Ada banyak apoteker yang akhirnya memiliki apotek dan mendirikan usaha untuk menjual obat. Selain bekerja untuk tenaga medis dan pelayanan orang-orang sakit, ada pula apoteker yang bertugas di industri non kesehatan. Berbagai jenis pekerjaan yang digeluti apoteker inilah yang membedakan mereka dalam pembayaran pajak. Berikut perbedaan pembayaran pajak apoteker sesuai dengan tugas dan tanggung jawab mereka mendapatkan penghasilan.

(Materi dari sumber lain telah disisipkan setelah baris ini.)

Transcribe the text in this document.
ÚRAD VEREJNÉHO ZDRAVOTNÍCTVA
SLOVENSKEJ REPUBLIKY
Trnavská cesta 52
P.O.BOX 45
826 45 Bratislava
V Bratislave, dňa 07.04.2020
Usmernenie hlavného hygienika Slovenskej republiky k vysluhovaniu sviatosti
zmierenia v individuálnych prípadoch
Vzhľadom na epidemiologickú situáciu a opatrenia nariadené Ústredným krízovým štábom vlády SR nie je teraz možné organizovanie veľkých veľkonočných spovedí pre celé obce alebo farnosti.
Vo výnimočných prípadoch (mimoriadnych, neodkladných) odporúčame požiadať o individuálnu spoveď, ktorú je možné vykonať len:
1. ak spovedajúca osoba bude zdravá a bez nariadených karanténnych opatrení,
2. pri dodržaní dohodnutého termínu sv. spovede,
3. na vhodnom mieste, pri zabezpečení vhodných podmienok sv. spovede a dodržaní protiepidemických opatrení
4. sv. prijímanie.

Hak Apoteker dalam Konteks Pajak
Seorang apoteker dalam konteks pajak adalah pihak yang adalah wajib pajak dan punya hak yang sama bagi hukum pajak. Hak para apoteker dijamin dalam ketentuan perundang-undangan perpajakan yang jika diuraikan sebagai berikut:
- Apoteker yang adalah wajib pajak berhak atas pembetulan surat pemberitahuan (SPT) selama belum diverifikasi dalam rangka penerbitan surat ketetapan pajak, pemeriksaan, maupun pemeriksaan bukti permulaan.
- Jika ada pemeriksaan, seorang apoteker berhak untuk:
- Meminta surat perintah pemeriksaan.
- Melihat tanda pengenal pihak pemeriksa.
- Memperoleh penjelasan tentang tujuan serta maksud pemeriksaan.
- Memperoleh rincian perbedaan perhitungan, selisih, yang tertera dalam surat pemberitahuan dan hasil pemeriksaan oleh pihak pemeriksa.
- Hadir ketika ada pembahasan akhir dari hasil pemeriksaan dalam batas waktu yang sudah ditentukan.
- Apoteker yang adalah wajib pajak berhak mengajukan upaya hukum seperti keberatan, banding, dan peninjauan kembali.
- Berhak untuk mendapat jaminan kerahasiaan data sebagai wajib pajak berupa:
- Data SPT, dokumen penunjang, dan laporan keuangan.
- Data dari pihak lain berkaitan dengan pekerjaan yang sifatnya rahasia.
- Dokumen lain yang telah diatur dalam Undang-Undang Ketentuan Umum dan Tata Cara Perpajakan (UU KUP).
- Berhak untuk mengangsur atau menunda pembayaran pajak. Hal ini berlaku untuk apoteker yang sebagai pemilik sarana apotek dan sedang kesulitan dalam hal likuiditas atau pada situasi sulit sehingga tidak bisa memenuhi atau melunasi pajak sesuai dengan jangka waktu yang sudah ditentukan.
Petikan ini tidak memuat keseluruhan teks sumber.